To Name a Norn

Many Creatures fans will know that Ron was the 'first' Norn, but did you ever wonder why he was called Ron? And not Adam or something?

Well, back in the days when Creatures didn't have a publisher and in fact was a long way short of completion, the then development director, Ian Saunter, used to demonstrate it to Millennium visitors quite regularly, as well as at shows and exhibitions. The product and technology was still quite raw, but the fundamentals of the Norn's brains, drive system and bio-chemistry were pretty much in place. In order to impress the audience with exactly how 'alive' and unique each Norn was it was always necessary to start a demonstration from scratch, no pre-loaded Norns (Save & Load hadn't even been written at the time) and no cheat for instant vocabulary.

Said Ian, "I just had to go very fast and use the blackboard (this was pre-'learning machine') to teach a Norn to get around and do interesting stuff as quickly as possible and before a sceptical publisher would start to glaze over. Of course, sometimes the demonstrations turned into nightmares as fickle and disobedient Norns merrily did their own thing despite my frantic commands to the contrary. Ironically, my (genuine) frustration would often lead to hilarity and more believability from the intended audience. As part of my demo routine I would name the Norn after whoever I was showing off the game to, as this also helped to break the ice and keep things light-hearted. "

One day the Creatures team were visited by a Senior Producer from a company called ASC (American Softworks Corp), for whom they were writing a game for the Super NES, based on Russ-Meyer Trolls, called Super Troll Islands (don't ask!). His name was Ron Rivkin. Sure enough, Ian was asked to show him the game and he did his usual thing.

Ian continues, "When I started the game and a Norn appeared (they just 'appeared', back then, there were no eggs or incubation machine) I named it Ron. And amazingly, miracle of miracles, it was the most attentive, quickest learning, most responsive and genuinely appealing Norn I had ever 'hatched'. The demo went perfectly. Everything about Ron was beyond expectation and the real Ron (Rivkin) was, I think, genuinely awe-struck."

And actually, so was Ian. So much so that he stopped naming Norns after whoever he was showing off to and started naming them 'Ron' right away, in the hope that the demos would go as well with a wonderfully co-operative Norn at his disposal. Ian later told Steve Grand the story and he started to do the same thing - and he must have enjoyed at least some success with it as well!

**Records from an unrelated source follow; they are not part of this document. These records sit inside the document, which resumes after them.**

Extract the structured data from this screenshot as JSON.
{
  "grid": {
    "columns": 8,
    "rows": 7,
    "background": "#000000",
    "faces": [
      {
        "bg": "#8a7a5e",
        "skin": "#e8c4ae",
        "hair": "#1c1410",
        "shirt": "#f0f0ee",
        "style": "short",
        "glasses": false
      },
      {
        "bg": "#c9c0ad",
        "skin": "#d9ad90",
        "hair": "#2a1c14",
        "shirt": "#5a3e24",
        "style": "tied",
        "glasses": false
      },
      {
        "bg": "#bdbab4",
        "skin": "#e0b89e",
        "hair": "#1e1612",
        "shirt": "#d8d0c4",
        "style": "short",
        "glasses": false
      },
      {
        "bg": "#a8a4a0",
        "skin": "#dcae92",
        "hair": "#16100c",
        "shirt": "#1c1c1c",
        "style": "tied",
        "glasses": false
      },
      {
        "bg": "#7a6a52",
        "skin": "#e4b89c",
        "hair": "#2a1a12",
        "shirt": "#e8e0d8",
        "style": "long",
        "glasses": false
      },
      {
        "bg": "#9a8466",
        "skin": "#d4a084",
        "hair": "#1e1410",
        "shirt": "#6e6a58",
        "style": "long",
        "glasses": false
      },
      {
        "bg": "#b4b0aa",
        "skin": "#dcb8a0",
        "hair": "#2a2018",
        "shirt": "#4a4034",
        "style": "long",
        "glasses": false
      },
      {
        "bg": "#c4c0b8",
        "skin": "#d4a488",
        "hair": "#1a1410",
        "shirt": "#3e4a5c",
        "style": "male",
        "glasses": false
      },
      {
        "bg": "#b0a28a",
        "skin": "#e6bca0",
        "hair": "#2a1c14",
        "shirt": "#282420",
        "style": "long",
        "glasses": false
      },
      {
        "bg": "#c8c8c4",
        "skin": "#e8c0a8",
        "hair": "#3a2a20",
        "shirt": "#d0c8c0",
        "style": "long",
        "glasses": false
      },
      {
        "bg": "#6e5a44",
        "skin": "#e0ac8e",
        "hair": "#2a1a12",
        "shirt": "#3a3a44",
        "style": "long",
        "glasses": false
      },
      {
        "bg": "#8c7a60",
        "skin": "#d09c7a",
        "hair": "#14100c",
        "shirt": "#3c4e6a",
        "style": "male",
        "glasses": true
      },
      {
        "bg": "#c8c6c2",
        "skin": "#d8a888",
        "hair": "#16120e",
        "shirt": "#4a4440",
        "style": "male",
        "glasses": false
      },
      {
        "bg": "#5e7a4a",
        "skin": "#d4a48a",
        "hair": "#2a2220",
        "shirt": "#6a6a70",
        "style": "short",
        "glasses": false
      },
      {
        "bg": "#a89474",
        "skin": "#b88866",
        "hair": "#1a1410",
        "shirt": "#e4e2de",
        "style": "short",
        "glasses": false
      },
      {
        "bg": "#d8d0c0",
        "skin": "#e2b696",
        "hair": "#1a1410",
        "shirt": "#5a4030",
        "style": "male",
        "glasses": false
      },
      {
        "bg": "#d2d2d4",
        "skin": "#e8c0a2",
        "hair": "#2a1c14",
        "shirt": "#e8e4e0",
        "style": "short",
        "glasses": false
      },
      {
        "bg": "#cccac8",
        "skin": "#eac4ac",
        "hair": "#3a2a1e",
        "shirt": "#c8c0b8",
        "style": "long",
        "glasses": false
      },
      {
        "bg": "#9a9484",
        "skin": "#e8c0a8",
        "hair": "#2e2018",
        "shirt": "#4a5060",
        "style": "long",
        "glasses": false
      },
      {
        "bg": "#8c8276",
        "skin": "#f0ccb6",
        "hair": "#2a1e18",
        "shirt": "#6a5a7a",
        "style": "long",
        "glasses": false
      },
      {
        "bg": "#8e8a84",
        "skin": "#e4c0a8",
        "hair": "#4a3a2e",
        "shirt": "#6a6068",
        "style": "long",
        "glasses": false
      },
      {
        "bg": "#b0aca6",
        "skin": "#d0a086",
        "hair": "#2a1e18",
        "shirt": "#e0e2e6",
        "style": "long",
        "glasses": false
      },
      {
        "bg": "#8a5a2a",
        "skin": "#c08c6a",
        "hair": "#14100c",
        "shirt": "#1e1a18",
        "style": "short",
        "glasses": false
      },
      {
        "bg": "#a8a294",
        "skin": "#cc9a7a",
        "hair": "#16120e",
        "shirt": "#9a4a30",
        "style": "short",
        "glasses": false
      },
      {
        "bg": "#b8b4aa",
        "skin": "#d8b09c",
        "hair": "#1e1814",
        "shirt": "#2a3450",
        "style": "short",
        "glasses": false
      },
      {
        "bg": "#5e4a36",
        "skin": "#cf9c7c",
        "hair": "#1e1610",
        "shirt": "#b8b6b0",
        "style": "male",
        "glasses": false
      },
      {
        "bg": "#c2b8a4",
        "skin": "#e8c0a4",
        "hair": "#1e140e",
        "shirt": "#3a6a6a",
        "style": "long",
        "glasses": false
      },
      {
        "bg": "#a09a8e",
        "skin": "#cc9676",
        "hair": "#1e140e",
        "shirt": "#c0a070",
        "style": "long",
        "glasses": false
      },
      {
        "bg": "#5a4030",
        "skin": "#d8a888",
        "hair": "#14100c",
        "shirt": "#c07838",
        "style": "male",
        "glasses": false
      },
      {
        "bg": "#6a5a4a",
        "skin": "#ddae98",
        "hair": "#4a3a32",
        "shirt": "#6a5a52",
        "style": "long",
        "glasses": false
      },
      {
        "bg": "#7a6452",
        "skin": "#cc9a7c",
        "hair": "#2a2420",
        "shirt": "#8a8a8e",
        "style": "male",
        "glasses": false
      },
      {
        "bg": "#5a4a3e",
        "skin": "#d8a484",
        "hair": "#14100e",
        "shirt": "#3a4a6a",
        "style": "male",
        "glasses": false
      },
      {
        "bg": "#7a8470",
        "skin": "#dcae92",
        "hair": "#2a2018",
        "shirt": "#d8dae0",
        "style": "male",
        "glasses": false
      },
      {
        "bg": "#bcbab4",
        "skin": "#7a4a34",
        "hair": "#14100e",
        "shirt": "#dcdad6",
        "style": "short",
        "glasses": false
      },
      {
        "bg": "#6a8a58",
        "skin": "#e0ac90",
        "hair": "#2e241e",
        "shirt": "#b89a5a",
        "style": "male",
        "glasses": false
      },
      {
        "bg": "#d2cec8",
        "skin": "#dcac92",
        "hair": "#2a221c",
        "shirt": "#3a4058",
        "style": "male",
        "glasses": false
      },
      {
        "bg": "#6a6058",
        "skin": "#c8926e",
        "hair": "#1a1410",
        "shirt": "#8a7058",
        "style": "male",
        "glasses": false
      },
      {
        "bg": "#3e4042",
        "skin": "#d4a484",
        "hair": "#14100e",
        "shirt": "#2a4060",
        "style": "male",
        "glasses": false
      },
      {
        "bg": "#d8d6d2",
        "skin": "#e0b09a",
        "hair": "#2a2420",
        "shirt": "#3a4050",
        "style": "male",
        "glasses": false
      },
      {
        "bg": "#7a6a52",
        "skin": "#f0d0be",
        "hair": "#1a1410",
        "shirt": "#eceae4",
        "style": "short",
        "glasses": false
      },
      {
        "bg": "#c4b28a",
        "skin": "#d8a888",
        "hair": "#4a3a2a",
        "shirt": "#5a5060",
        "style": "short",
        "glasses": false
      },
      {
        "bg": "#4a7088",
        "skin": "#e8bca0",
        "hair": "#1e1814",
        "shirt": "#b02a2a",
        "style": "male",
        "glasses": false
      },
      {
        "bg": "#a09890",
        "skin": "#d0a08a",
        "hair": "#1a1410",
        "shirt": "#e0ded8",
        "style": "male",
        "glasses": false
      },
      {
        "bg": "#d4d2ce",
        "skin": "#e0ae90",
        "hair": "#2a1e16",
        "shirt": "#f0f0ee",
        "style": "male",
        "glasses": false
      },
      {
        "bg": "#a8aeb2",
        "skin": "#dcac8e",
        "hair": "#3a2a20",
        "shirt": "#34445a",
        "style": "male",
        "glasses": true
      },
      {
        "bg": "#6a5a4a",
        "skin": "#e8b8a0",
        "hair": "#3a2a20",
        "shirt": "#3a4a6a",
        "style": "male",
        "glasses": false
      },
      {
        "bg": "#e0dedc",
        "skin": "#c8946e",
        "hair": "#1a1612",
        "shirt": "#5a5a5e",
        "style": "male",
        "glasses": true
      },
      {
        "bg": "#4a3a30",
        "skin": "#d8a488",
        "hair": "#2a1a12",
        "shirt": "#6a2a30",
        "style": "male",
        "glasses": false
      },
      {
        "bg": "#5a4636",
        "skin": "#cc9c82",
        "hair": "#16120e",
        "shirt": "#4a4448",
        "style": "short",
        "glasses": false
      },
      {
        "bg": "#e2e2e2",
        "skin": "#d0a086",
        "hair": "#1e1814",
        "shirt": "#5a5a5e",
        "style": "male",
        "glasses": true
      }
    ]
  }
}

Of course, that first Ron only lived a matter of 20-30 minutes and could never be recreated. All the same, the name stuck and Ron became subsequently immortalised - and now you know from whence he came!


For those of you interested in the dim and distant history of the creation of Creatures here's a picture of a plaster of Paris model that Steve Grand made right back in the day when we first had the idea of using a real, physical model as the basis of the graphics for the first Creatures game. Crazy! Actually, we didn't even need to photograph it and scan it to realise that we should give the technique a try on a somewhat more bigger scale. Which, of course, is what we did. But this quirky and endearing object has survived in the boxes of artefacts Ian keeps around the place and has remained unseen (by anyone!) since just a few days after Steve left it in his office back in 1995. So there you go...

By the way, you will see a sign "Ron's" on the surface above the burrow.